• Accueil
  • > judaîsme
  • > jacques Halbronn Le Livre de l’Exode,émanation du Royaume d’Israel contre celui de Judah

jacques Halbronn Le Livre de l’Exode,émanation du Royaume d’Israel contre celui de Judah

Posté par nofim le 13 décembre 2016

Le Livre de l’Exode  émanation du Royaume d’Israël contre celui de Judah?

par  Jacques  Halbronn

 

Au Livre de l’Exode quand l’Eternel -qu’on le nomme comme on voudra importe peu ici- s’adresse à Moïse, il se présente comme le dieu d’Abraham,  d’Isaac et de Jacob, oubliant en quelque sorte la génération suivante, à savoir celle des fils de Jacob, qui constituent -excusez du peu- le fondement des douze tribus d’Israël. A quoi tient une telle omission dont apparemment les Juifs, de nos jours, ne semblent guère s’offusquer?

L’histoire de Tamar est assez complexe et c’est par la ruse qu’elle obtiendra de Judah qu’il lui « fasse » un enfant (en fait ce seront des jumeaux comme dans le cas des enfants d’Isaac) . En effet Judah était son beau père, dont elle avait épousé précedemment deux fils.  On sait que Rébecca avait été complice de la ruse qui permit à Jacob d’obtenir la bénédiction d’Isaac. On notera que Judah avait eu deux fils avant  de concevoir avec Tamar mais que ce sont les enfants de Tamar qui seront pris en compte dans la généalogie « royale » de l’Evangile de Mathieu.

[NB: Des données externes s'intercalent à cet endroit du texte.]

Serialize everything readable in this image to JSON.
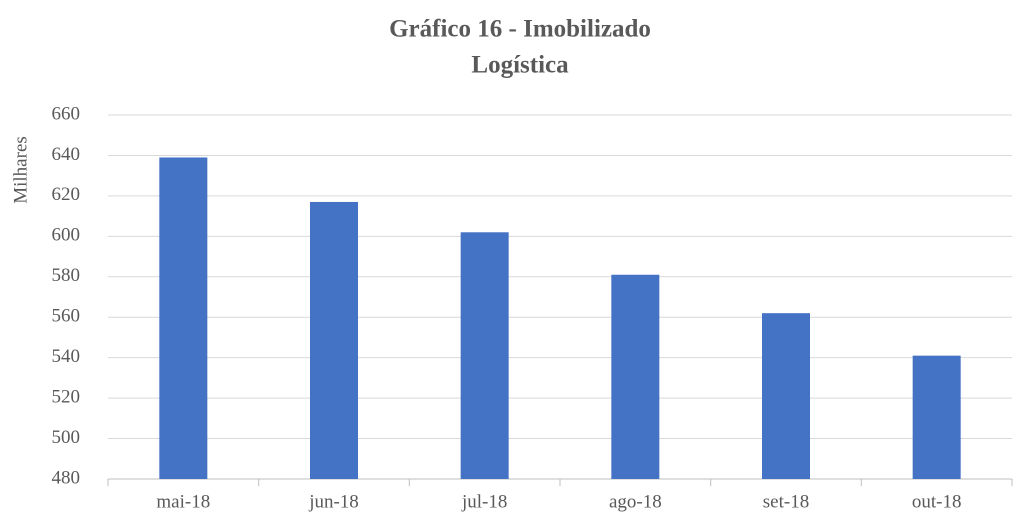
{
  "chart_data": {
    "type": "bar",
    "title": "Gráfico 16 - Imobilizado",
    "subtitle": "Logística",
    "ylabel": "Milhares",
    "categories": [
      "mai-18",
      "jun-18",
      "jul-18",
      "ago-18",
      "set-18",
      "out-18"
    ],
    "values": [
      639,
      617,
      602,
      581,
      562,
      541
    ],
    "color": "#4472c4",
    "ylim": [
      480,
      660
    ],
    "yticks": [
      480,
      500,
      520,
      540,
      560,
      580,
      600,
      620,
      640,
      660
    ],
    "grid": true
  }
}
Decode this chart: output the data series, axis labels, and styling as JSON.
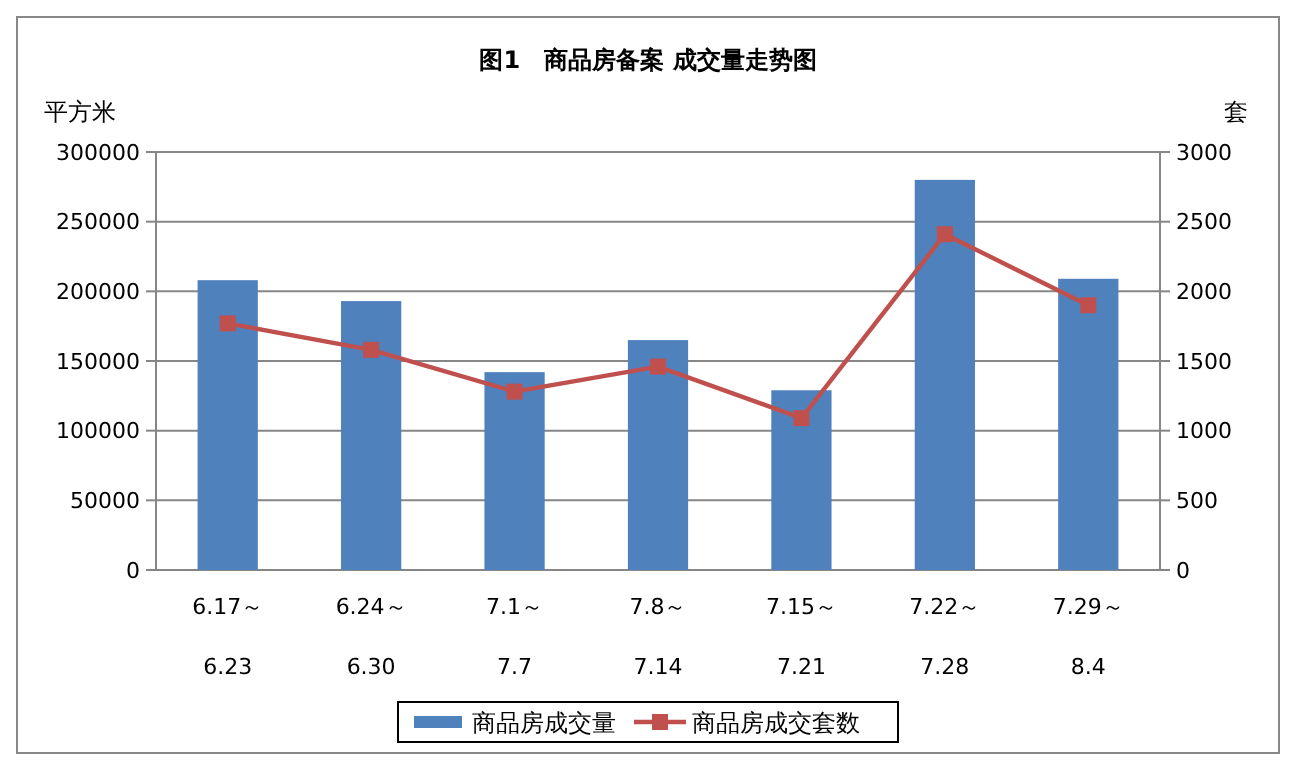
{
  "chart_data": {
    "type": "bar",
    "title": "图1　商品房备案 成交量走势图",
    "ylabel": "平方米",
    "y2label": "套",
    "categories": [
      "6.17～\n6.23",
      "6.24～\n6.30",
      "7.1～\n7.7",
      "7.8～\n7.14",
      "7.15～\n7.21",
      "7.22～\n7.28",
      "7.29～\n8.4"
    ],
    "series": [
      {
        "name": "商品房成交量",
        "color": "#4f81bd",
        "values": [
          208000,
          193000,
          142000,
          165000,
          129000,
          280000,
          209000
        ]
      },
      {
        "name": "商品房成交套数",
        "type": "line",
        "axis": "y2",
        "color": "#c0504d",
        "marker": "square",
        "values": [
          1770,
          1580,
          1280,
          1460,
          1090,
          2410,
          1900
        ]
      }
    ],
    "ylim": [
      0,
      300000
    ],
    "yticks": [
      0,
      50000,
      100000,
      150000,
      200000,
      250000,
      300000
    ],
    "y2lim": [
      0,
      3000
    ],
    "y2ticks": [
      0,
      500,
      1000,
      1500,
      2000,
      2500,
      3000
    ],
    "grid": "y",
    "legend": "bottom"
  }
}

Nous signalerons aussi le paralléle entre la naissance d’Isaac et celle de Jésus, avec dans les deux cas un sacrifice. (Ismael, fils d »‘Agar, s’étant substituée à Sarah auprès d’Abraham,  étant préféré dans la tradition coranique à) Isaac). On connait aussi les ruses qui firent de Léa  la première femme de Jacob qui entendait épouser Rachel.

Pourtant le personnage de Juda est bel  et bien central, il a donné son nom à la Judée et donc aux Juifs (en hébreu Yehoudi) et  Jérusalem fut la capitale de cette région liée  à la tribu de Juda.

Etrangement,  lorsque Dieu répond qu’il est « celui qui est », (quelle que soit ici la traduction), cela donne un « tétragramme » Ioud Hé Vav Hé où l’on retrouve en partie les lettres qui composent le nom de Juda, si ce n’est qu’il y manque le Daleth. Or, le tétragramme tel qu’on le connait est  bancal puisqu’il comporte deux fois la lettre Hé et donc seulement trois lettres différentes et non quatre.

On notera que le tétramorphe (cf Le Livre d’Ezéchiel) comporte bien 4 « personnages  » distincts et pas de doublon l’homme, le  boeuf, le lion et l’aigle. On note aussi toute l’importance du 4 dans le découpage du mois, lequel comporte grosso modo, 4 semaines.(en rapport avec les phases de la Lune), et le découpage en 4 est aussi celui de l’année et des 4 saisons. Nous avons montré dans une précédente étude que le Daleth faisait partie intégrante du tétragramme, ce que l’on retrouve dans le Deus latin, à l’origine de notre « Dieu ». Cela correspond à une racine qui signifie  remercier, louer (d’où le « toda » , merci en hébreu moderne).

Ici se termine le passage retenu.